IBNU kembali tersenyum. Ia tak tahu kenapa Dara tiba-tiba bertanya hal privasi seperti tadi. Namun karena mereka baru ketemu, ia menganggap pertanyaan tadi bagian dari basa-basi mereka setelah terpisah belasan tahun.
“Belum. Ada banyak target yang harus kucapai. Setidaknya aku ingin menjalankan wasiet orangtuaku terlebih dahulu,” ujarnya kemudian.
Dara menarik nafas panjang. Namun pertanyaan lainnya kembali meluncur dari mulut gadis cantik itu berselang menit kemudian.
“Apakah kau sudah memilih calon?”tanyanya lagi.
Pertanyaan kali ini membuat Ibnu mendadak diam. Dulu ia memiliki komitmen dengan seorang gadis cantik asal Ngawi, Jawa Timur. Namun kini ia telah pulang kampung. Beberapa waktu lalu, Ahmadi, kawan sekos-nya juga melihat wanita itu dekat dengan seorang pria berseragam militer. Ayah Riska juga tak merestui hubungan mereka.
Entah komitmen tersebut masih dipegang oleh Riska atau kini ia telah memiliki ikatan dengan pria lain.
“Haruskah aku mengungkapkan hal ini kepada Dara. Atau aku menganggap ini bagian dari masa lalu,” gumam Ibnu dalam hati.

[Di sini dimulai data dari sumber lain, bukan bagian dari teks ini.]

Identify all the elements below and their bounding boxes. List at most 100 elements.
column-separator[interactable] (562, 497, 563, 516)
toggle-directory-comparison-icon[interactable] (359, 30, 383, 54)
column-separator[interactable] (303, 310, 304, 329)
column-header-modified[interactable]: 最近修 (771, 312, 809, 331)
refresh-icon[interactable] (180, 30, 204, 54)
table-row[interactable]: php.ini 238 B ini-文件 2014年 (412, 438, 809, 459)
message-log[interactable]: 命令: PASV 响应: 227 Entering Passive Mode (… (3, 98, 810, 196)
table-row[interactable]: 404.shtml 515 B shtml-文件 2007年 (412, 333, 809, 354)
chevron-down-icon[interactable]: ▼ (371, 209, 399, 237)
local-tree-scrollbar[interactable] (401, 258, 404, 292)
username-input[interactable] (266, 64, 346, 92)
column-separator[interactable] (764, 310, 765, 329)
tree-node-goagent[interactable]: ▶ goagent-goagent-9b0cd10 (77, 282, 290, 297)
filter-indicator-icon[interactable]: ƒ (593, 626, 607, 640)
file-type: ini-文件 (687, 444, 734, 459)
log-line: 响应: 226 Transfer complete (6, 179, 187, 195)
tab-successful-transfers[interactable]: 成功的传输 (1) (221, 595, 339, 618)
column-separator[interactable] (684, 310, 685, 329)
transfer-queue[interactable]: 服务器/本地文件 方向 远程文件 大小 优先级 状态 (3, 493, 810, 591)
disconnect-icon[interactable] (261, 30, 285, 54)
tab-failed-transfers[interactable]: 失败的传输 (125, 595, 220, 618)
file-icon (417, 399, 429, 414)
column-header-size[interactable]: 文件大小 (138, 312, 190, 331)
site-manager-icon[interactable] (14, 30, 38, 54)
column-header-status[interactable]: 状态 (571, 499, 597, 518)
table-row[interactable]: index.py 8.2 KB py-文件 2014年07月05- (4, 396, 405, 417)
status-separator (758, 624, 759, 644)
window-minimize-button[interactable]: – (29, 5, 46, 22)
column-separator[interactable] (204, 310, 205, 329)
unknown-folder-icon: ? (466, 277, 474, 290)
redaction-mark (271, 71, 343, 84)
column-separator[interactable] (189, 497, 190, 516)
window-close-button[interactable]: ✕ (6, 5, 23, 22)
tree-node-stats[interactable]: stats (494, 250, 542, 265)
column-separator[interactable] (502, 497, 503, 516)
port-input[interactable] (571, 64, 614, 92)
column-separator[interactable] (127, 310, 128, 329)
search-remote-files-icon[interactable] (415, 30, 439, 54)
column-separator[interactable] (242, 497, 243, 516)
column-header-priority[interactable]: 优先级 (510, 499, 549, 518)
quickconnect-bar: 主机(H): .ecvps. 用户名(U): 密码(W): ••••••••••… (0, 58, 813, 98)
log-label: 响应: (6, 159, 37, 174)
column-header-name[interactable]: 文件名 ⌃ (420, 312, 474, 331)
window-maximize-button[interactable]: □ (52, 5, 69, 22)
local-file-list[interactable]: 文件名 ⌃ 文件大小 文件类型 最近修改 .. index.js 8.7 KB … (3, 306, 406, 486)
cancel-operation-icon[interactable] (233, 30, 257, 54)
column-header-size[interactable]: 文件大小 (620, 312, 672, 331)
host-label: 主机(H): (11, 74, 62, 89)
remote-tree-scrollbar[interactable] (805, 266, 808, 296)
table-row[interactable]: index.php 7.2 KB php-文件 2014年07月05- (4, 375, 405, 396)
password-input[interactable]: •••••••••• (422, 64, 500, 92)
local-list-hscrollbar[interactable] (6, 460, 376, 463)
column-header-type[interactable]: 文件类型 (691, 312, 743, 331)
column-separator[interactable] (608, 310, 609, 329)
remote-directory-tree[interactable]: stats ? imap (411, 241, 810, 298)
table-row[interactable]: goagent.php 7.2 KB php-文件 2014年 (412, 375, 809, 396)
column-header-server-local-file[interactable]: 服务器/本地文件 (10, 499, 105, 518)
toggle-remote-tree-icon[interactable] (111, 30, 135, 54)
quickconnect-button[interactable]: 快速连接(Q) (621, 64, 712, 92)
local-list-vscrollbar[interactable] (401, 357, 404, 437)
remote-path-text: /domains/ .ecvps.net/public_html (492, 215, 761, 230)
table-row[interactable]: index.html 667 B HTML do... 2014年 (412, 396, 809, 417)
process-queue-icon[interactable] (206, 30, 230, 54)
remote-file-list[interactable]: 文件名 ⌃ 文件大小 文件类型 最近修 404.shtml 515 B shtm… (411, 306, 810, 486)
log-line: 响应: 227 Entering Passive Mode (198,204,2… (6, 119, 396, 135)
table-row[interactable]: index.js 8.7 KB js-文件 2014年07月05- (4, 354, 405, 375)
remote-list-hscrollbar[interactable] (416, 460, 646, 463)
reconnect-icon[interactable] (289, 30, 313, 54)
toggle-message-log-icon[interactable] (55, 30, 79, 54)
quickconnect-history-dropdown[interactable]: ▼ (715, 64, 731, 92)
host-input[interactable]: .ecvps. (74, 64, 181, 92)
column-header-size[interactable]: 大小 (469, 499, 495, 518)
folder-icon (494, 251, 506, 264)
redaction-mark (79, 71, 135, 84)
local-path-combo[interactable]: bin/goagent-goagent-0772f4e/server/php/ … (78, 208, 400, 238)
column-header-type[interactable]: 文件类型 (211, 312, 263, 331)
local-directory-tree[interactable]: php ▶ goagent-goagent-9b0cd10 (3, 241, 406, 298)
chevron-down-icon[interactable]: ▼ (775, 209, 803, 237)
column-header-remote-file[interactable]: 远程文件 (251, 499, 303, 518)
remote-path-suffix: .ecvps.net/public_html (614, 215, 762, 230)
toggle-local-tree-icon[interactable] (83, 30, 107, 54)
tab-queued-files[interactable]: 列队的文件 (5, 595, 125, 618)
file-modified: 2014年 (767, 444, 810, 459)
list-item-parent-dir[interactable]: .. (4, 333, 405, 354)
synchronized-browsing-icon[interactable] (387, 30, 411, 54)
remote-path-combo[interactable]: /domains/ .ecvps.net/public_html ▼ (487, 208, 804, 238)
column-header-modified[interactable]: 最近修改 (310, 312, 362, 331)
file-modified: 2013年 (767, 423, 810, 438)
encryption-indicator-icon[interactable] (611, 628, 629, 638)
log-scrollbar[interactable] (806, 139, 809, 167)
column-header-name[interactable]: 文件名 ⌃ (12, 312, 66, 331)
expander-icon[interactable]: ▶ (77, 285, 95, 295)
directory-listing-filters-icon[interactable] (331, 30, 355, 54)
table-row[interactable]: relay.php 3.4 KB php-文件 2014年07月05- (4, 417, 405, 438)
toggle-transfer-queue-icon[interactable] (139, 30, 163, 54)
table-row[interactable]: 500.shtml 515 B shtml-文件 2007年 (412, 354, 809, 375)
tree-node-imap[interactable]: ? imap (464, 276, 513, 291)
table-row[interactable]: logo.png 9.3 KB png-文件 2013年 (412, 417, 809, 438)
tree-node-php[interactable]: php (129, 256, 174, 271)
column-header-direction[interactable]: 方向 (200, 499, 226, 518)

Ibnu terdiam. Namun bahasa tubuh Ibnu membuat Dara yakin jika lelaki itu memiliki seseorang yang telah mengisi hatinya. Dara sedikit lesu. Ada hal yang coba diungkapkannya di depan Ibnu tapi kini ia ragu-ragu.
“Aku tak memiliki ikatan dengan siapapun. Ada seseorang yang sempat dekat, tapi keluarganya tak merestui. Ayahnya seorang tentara dan mungkin takdir tak bisa menyatukan kami,” ujar Ibnu kemudian.
Ibnu kembali terdiam. Ia mencoba tersenyum untuk menertawakan nasibnya sendiri.
“Mengapa Mbak Dara bertanya soal tadi? Bahkan aku seperti lajang lapuk?” ujar Ibnu mencoba bercanda.
Mendengar kata ‘Mbak’, Dara kembali cemberut. Ia ternyata tak suka dipanggil Mbak oleh Ibnu yang Cuma 2 tahun lebih muda darinya.
“Jangan bilang Mbak dong. Kamu cuma lebih muda dua tahun. Secara penampilan, aku juga terlihat jauh lebih muda dari kamu,” elak Dara. Keduanya kemudian tertawa lepas.
“Nu. Sebenarnya ada hal yang penting yang inginku sampaikan padamu. Ini soal wasiet ayahku dan ayah angkatmu. Bertahun-tahun aku mencarimu untuk menyampaikan wasiat ini. Aku merasa bersalah jika wasiat ini tak kusampaikan padamu,” kata Dara kemudian.
Ibnu mendadak terdiam. Sedangkan Dara memasang mimic wajah serius.
“Pertama, ayahku dan ayah angkatmu, ingin menyekolahkan kita hingga perguruan tinggi. Makanya saat masih hidup, ia ternyata telah membuat rekening atas nama dirimu dan aku. Uang terus disetor tiap bulan dari hasil usaha serta cabang usaha yang masih buka, hingga sekarang.”
“Aku telah mengunakan uang tersebut untuk sekolah hingga sekarang. Sementara rekeningmu tak tersentuh sama sekali. Aku baru tahu dari kakek dan nenekku saat SMA. Rekening milikmu terdaftar di salah satu bank di Bireuen. Aku tidak tahu jumlahnya berapa,” kata Dara sambil menyerangkan sebuat buku rekening tua.
Ibnu terkejut mendengar pengakuan Dara. Ia tidak menyangka jika ayah angkatnya benar-benar serius memikirkan masa depannya.
“Usai ayah meninggal, hanya satu warung yang dijual. Jatahmu dari penjualan warung tadi telah ditransfer ke rekening ini. Sedangkan beberapa usaha lain masih jalan dan diurus oleh sepupu ayah hingga sekarang. Tiap bulan, sesuai wasiet ayah, uang dikirim ke rekening ini untukmu dan aku,” kata Dara lagi.
Ibnu seolah tak percaya dengan perkataan Dara. Ia tiba-tiba mendapat solusi atas masa masa sulit yang dihadapinya selama ini.